Taraflar arasında görülen tapu iptali ve tescil davası sonunda, yerel mahkemece davanın kabulüne ilişkin olarak verilen karar davalılar vekili tarafından yasal süre içerisinde temyiz edilmiş olmakla dosya incelendi, Tetkik Hakimi …’ın raporu okundu, açıklamaları dinlendi, gereği görüşülüp düşünüldü;

-KARAR-
Dava muris muvazaası hukuksal nedenine dayalı tapu iptal ve tescil istemine ilişkindir.
Davacılar, mirasbırakan …’nın 25 parsel sayılı taşınmazını eşi Hanife’ye temlik ettiğini, Hanife’nin de mirasbırakanın ölümünden kısa bir süre sonra taşınmazı davalı oğullarına temlik ettiğini, temliklerin mirastan mal kaçırma amaçlı ve muvazaalı olduğunu ileri sürerek miras payları oranında tapunun iptali ile adlarına tescilini istemişlerdir.
Davalılar, mirasbırakanın diğer çocuklarına tapulu ve tapusuz taşınmazlar bıraktığını, Hanife’nin taşınmazı sattıktan sonra hacca gittiğini ve satıştan 17 yıl sonra öldüğünü, davacıların annesi Hatice’nin bu durumu bildiği için herhangi bir talepte bulunmadığını belirterek davanın reddini savunmuşlardır.
Mahkemece, muvazaa iddiasının ispatlandığı gerekçesiyle davanın kabulüne karar verilmiştir.
Hemen belirtmek gerekir ki; bu tür uyuşmazlıkların sağlıklı, adil ve doğru bir çözüme ulaştırılabilmesi, davalıya yapılan temlikin gerçek yönünün diğer bir söyleyişle miras bırakanın asıl irade ve amacının duraksamaya yer bırakmayacak biçimde ortaya çıkarılmasına bağlıdır.
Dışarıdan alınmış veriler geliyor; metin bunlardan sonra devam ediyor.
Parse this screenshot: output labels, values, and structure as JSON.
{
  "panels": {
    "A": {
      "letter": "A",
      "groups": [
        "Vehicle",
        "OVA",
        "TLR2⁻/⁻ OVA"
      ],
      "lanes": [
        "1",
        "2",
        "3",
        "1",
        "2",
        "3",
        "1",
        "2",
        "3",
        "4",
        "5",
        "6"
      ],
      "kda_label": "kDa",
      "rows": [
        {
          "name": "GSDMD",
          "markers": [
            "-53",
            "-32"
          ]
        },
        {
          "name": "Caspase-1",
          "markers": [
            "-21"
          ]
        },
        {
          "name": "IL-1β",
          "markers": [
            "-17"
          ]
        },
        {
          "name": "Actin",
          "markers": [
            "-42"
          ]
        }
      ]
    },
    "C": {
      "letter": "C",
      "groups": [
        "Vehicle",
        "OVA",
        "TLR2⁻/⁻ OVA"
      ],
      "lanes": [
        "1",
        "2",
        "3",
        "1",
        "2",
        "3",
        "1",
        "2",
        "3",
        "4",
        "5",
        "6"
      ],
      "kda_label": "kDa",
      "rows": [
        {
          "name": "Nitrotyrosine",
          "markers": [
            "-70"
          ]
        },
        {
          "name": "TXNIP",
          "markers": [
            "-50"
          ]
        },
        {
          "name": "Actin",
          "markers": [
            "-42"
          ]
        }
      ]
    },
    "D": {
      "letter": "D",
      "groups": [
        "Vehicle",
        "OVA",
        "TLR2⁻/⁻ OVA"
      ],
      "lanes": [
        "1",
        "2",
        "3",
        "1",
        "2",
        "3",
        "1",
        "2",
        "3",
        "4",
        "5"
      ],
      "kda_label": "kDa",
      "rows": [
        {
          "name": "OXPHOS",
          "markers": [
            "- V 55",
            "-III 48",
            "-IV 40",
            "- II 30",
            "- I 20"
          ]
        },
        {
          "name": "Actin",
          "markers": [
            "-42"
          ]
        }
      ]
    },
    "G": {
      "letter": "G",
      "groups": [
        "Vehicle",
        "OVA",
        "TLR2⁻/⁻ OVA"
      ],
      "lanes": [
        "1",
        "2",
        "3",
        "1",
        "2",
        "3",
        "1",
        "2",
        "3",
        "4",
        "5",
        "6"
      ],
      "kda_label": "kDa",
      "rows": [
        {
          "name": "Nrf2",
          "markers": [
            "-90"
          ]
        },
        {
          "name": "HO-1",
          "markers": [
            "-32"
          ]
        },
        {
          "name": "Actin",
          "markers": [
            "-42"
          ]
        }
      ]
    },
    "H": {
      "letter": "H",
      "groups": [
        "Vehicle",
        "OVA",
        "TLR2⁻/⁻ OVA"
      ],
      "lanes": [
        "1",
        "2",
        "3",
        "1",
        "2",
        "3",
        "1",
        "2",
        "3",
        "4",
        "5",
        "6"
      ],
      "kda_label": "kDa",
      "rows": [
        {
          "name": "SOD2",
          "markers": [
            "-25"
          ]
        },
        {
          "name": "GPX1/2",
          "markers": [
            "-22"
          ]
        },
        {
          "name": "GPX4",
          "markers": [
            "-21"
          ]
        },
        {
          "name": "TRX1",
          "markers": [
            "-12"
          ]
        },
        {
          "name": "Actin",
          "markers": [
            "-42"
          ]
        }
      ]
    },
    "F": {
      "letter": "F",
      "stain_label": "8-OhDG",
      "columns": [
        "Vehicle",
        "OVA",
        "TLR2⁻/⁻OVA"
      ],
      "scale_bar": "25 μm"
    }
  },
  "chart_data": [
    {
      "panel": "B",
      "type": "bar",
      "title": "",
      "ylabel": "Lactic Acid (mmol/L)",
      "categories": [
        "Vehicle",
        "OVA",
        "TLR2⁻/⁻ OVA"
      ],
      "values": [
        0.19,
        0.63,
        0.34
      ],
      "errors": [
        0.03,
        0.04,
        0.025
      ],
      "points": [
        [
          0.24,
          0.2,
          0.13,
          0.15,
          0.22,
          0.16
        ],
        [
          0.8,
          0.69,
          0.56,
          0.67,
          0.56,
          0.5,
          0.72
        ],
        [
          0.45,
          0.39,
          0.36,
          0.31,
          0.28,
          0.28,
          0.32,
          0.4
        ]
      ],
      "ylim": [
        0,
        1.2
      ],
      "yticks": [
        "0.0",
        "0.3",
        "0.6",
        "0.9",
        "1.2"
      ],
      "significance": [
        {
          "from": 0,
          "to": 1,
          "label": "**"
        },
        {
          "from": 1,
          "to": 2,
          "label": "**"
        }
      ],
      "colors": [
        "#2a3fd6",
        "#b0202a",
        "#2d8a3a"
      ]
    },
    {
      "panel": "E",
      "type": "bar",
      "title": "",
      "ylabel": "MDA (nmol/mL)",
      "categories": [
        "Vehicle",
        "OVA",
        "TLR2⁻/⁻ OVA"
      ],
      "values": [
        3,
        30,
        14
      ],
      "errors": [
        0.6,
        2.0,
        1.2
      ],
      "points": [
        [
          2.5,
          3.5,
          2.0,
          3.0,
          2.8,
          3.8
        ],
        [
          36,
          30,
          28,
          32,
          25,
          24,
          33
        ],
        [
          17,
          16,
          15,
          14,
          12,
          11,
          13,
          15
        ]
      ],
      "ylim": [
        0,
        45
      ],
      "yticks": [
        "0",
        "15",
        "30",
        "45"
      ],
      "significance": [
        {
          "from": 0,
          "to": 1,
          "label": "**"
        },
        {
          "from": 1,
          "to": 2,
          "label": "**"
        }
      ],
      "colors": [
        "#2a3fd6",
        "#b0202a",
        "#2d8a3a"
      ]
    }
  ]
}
Bir iç sorun olan ve gizlenen gerçek irade ve amacın tespiti ve aydınlığa kavuşturulması genellikle zor olduğundan bu yöndeki delillerin eksiksiz toplanılması yanında birlikte ve doğru şekilde değerlendirilmesi de büyük önem taşımaktadır. Bunun içinde ülke ve yörenin gelenek ve görenekleri, toplumsal eğilimleri, olayların olağan akışı, miras bırakanın sözleşmeyi yapmakta haklı ve makul bir nedeninin bulunup bulunmadığı, davalı yanın alış gücünün olup olmadığı, satış bedeli ile sözleşme tarihindeki gerçek değer arasındaki fark, taraflar ile miras bırakan arasındaki kişisel ilişki gibi olgulardan yararlanılmasında zorunluluk vardır.
Öte yandan miras bırakan sağlığında hak dengesini gözeten kabul edilebilir ölçüde ve tüm mirasçıları kapsar biçimde bir paylaştırma yapmışsa mal kaçırmak kastından söz edilmeyeceğinden olayda 01.04.1974 tarih 1/2 sayılı Yargıtay İçtihadı Birleştirme Kararının uygulanamayacağı da kuşkusuzdur.
Somut olayda; davalılar, mirasbırakanın sağlığında diğer çocuklarına da mal temlik ettiğini savunmuş, bir kısım tanıklar da bu savunmayı doğrulayan şekilde beyanda bulunmuşlardır.
Ne var ki, mahkemece davalıların paylaştırma savunması üzerinde durulmadan sonuca gidilmesi hatalı olmuştur.
Hal böyle olunca, mirasbırakan tarafından tüm mirasçılar arasında hak dengesini gözeten kabul edilebilir ölçüde paylaştırma yapılıp yapılmadığının tespiti bakımından mirasbırakan adına kayıtlı taşınmazlar ile tüm mirasçılara sağlararası ve ölüme bağlı tasarruflarla intikal eden taşınır, taşınmaz mal ve hakların araştırılması tapu kayıtları ve varsa öteki delil ve belgelerin merciinden getirtilmesi, gerektiği takdirde herbir mirasçıya nakledilen malların ve hakların nitelikleri ve değerleri hususunda uzman bilirkişiden rapor alınması böylece murisin paylaştırma kastının bulunup bulunmadığının açıklığa kavuşturulması gerekirken eksik incelemeyle yazılı olduğu şekilde karar verilmesi isabetsizdir.
Davalıların temyiz itirazları yerindedir, kabulü ile, hükmün (6100 sayılı Yasanın geçici 3.maddesi yollaması ile) 1086 sayılı HUMK’un 428.maddesi gereğince BOZULMASINA, alınan peşin harcın temyiz edene geri verilmesine, 22.10.2018 tarihinde oybirliğiyle karar verildi.